I am trying to create a dimension table (NewTable) from an existing Data Warehouse table (OldTable) that doesn't have a primary key.

The OldTable holds distinct values in [IdentifierCode] and other values repeat around it. I also need to invoke 3 functions to add reporting context.

I want IdentifierCode_ID to be an INT column - as the [IdentifierCode] column is VARCHAR(6).

My question is this: is using ROW_NUMBER() (as shown below) producing a suitably unique value?

My concern is that the row order on the live table could change if other rows are inserted to remediate missed codes.

Edit: OldTable has 500k rows in all and 227k when filtered with the WHERE clause

SELECT
    ROW_NUMBER() OVER (ORDER BY LoadDate, StartDate, Product, IdentifierCode) AS IdentifierCode_ID,
    LoadDate, 
    StartDate,
    EndDate,
    Product,
    IdentifierCode,
    OtherField1, OtherField2, OtherField3, OtherField4,
    Function1, Function2, Function3
INTO 
    NewTable
FROM 
    OldTable
WHERE
    GETDATE() BETWEEN StartDate AND EndDate

CodePudding user response：

First, unless you're either loading data once and never touching it again or are truncating NewTable before each load of a new date range, your approach will not work. ROW_NUMBER will restart at 1 and violate the primary key.

Even if you ARE truncating the table or only loading once ever, there is still a better way. Designate IdentifierCode_ID as an Identity column and SQL will take care of it for you.
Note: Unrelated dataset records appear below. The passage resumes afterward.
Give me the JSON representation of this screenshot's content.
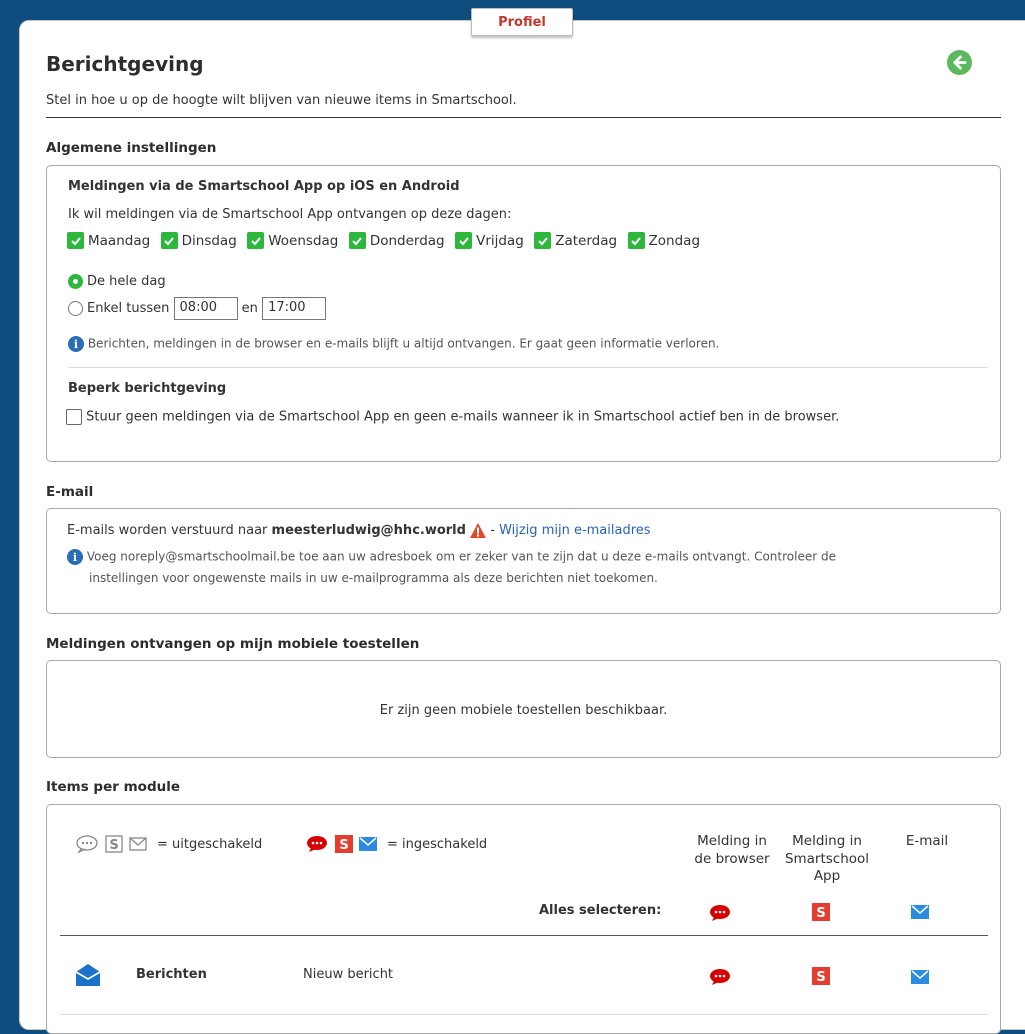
{
  "tab": {
    "label": "Profiel"
  },
  "header": {
    "title": "Berichtgeving",
    "subtitle": "Stel in hoe u op de hoogte wilt blijven van nieuwe items in Smartschool."
  },
  "general": {
    "section_label": "Algemene instellingen",
    "app_title": "Meldingen via de Smartschool App op iOS en Android",
    "days_intro": "Ik wil meldingen via de Smartschool App ontvangen op deze dagen:",
    "days": [
      {
        "label": "Maandag",
        "checked": true
      },
      {
        "label": "Dinsdag",
        "checked": true
      },
      {
        "label": "Woensdag",
        "checked": true
      },
      {
        "label": "Donderdag",
        "checked": true
      },
      {
        "label": "Vrijdag",
        "checked": true
      },
      {
        "label": "Zaterdag",
        "checked": true
      },
      {
        "label": "Zondag",
        "checked": true
      }
    ],
    "radio_whole_day": "De hele dag",
    "radio_between": "Enkel tussen",
    "time_from": "08:00",
    "time_and": "en",
    "time_to": "17:00",
    "info_text": "Berichten, meldingen in de browser en e-mails blijft u altijd ontvangen. Er gaat geen informatie verloren.",
    "limit_title": "Beperk berichtgeving",
    "limit_text": "Stuur geen meldingen via de Smartschool App en geen e-mails wanneer ik in Smartschool actief ben in de browser."
  },
  "email": {
    "section_label": "E-mail",
    "sent_to": "E-mails worden verstuurd naar",
    "address": "meesterludwig@hhc.world",
    "separator": "-",
    "change_link": "Wijzig mijn e-mailadres",
    "info_line1": "Voeg noreply@smartschoolmail.be toe aan uw adresboek om er zeker van te zijn dat u deze e-mails ontvangt. Controleer de",
    "info_line2": "instellingen voor ongewenste mails in uw e-mailprogramma als deze berichten niet toekomen."
  },
  "mobile": {
    "section_label": "Meldingen ontvangen op mijn mobiele toestellen",
    "empty_text": "Er zijn geen mobiele toestellen beschikbaar."
  },
  "modules": {
    "section_label": "Items per module",
    "legend_disabled": "= uitgeschakeld",
    "legend_enabled": "= ingeschakeld",
    "col_browser_1": "Melding in",
    "col_browser_2": "de browser",
    "col_app_1": "Melding in",
    "col_app_2": "Smartschool",
    "col_app_3": "App",
    "col_email": "E-mail",
    "select_all": "Alles selecteren:",
    "rows": [
      {
        "name": "Berichten",
        "description": "Nieuw bericht",
        "browser": true,
        "app": true,
        "email": true
      }
    ]
  },
  "colors": {
    "brand_blue": "#0e4d7e",
    "check_green": "#2db83d",
    "browser_red": "#d60000",
    "app_red": "#e43d2f",
    "email_blue": "#2b8be0",
    "link_blue": "#2a62b5"
  }
}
If the type is INT and IDENTITY is set, SQL will automatically add 1 to the last value when inserting a new row, you don't even have to assign it!

CREATE TABLE dbo.NewTable(
    [IdentifierCode_ID] int IDENTITY(1,1) NOT NULL,
    [IdentifierCode] VARCHAR(6) NOT NULL,
...

Also, make sure you consider what you'll do if you accidentally select an overlapping date range for subsequent loads and if values in the OldTable change - for example, add a restriction to the WHERE clause to exclude existing IdentifierCode values from the insert, and add a second query to update existing IdentifierCode values that have a different LoadDate, StartDate, etc.

...
AND NOT EXISTS (SELECT * FROM NewTable as N WHERE N.IdentifierCode = OldTable.IdentifierCode)

For updating existing rows that changed, you can do an INNER JOIN to select only existing rows and a WHERE clause for only rows that changed.

UPDATE NewTable
SET LoadDate = O.LoadDate, StartDate = O.StartDate, ... --don't forget to recalculate the functions!
FROM NewTable as N INNER JOIN OldTable as O on N.IdentifierCode = O.IdentifierCode
WHERE GETDATE() between O.StartDate and O.EndDate
  AND NOT (N.StartDate = O.StartDate and N.EndDate = O.EndDate ... )